The Founder’s Paradox: How to Make Difficult Work Desirable
Difficult work gets a bad rap. Tough to scope, complex to explain, and hard to deliver — I am sure you can think of some projects that would fit this description. When you are deep in it, the effort to break through can be tortuous. But I would wager that these projects are also some of the most impactful too. Either because of what you achieved or what you learned.
Difficult work is often avoided, when it should be eagerly sought out.
As a founder, you not only pursue difficult work but you also find the adventure itself rewarding. Building a business demands that you relish and are willing to do the most taxing work. An appetite for the hard stuff defines the job.
Powering through difficult work, meaningful insights, and often significant achievements. That is because deep study and knowledge leads to not-obvious-what-is-right solutions for challenging problems. Knowledge gives you the ability to see what others do not and a vision for what to do next.

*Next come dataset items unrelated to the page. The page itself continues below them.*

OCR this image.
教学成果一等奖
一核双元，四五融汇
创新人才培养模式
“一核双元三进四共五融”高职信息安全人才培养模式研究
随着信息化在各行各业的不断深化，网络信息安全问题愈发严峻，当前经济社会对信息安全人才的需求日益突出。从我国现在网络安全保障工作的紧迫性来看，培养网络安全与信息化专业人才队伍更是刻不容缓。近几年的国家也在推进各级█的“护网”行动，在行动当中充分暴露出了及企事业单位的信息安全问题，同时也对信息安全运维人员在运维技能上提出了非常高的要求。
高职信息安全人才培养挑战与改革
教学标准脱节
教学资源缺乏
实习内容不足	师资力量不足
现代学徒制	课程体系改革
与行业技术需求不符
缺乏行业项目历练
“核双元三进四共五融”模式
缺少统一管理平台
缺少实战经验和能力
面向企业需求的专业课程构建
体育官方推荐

Exceptional outcomes take big effort — the reward starts from the inside, but should be recognized from the outside too.
As I have noted, founders must gravitate to the hardest work. But that does not mean that the team will naturally follow. Even the most charismatic among us cannot create sustainable motivation, curiosity, or drive for excellence in others where it does not naturally exist. So it is up to you as a leader to seek out those who desire it as well. It starts with the first hire and every hire after that.
The more you grow, the more difficult work there will be. Others need to find it inherently fulfilling too and know that grappling with it and gaining mastery is rewarded. Your responsibility to the people who join you on the adventure is to create a culture that makes that possible. You can best do that by:
Transparently sharing goals
Even with an expectation of high performance and a group of people willing to put forth their best effort, you need guardrails up. You want to be sure that effort is going towards what is most important. When goals are shared clearly, then there is no confusion.
Not welcoming egos
I suggested earlier that it starts with your first hire. Hiring motivated people who are resilient is what you want. But you could easily end up with a business run by brilliant jerks. Strive to create a team environment where high performance is demanded without the trappings of a “me-first” mentality. Teams that share an insight and operationalize it win, not the first person to see clearly.
Putting frameworks in place
Establish a model for what success looks like — both in effort and outcomes. You should have values, team structure, and workflows in place that allow great work to be done. Script how repeat work should be performed. Do it because it creates space for creativity. You need room for smart people to develop the future.
Freely providing support
Difficult work is, well, difficult. Hiring motivated experts does not change that reality. But you can cultivate an environment where folks feel secure asking for help when it is needed. That can only happen if there are actually teammates who will catch them if they fall. Knowledge is shared without reservation.
Everyone wants to feel their work matters and is appreciated. And this is where many leaders go wrong, assuming that incentives or perks have an impact. Folks should be well compensated for their work. But most people would rather be recognized by their manager publicly or thanked by a coworker than to have a free lunch on Fridays.
Boldness, curiosity, and grit — these are the traits of people who find difficult work desirable.
If you are an entrepreneur or aspire to build your own business one day, then you are likely nodding your head. But I think any ambitious person who craves meaningful work would agree. Creating lasting value is a worthy adventure, yet often hard-fought. Helping others find sweetness in the uphill climb is the key to a sustainable business — as well as sustainable individual happiness.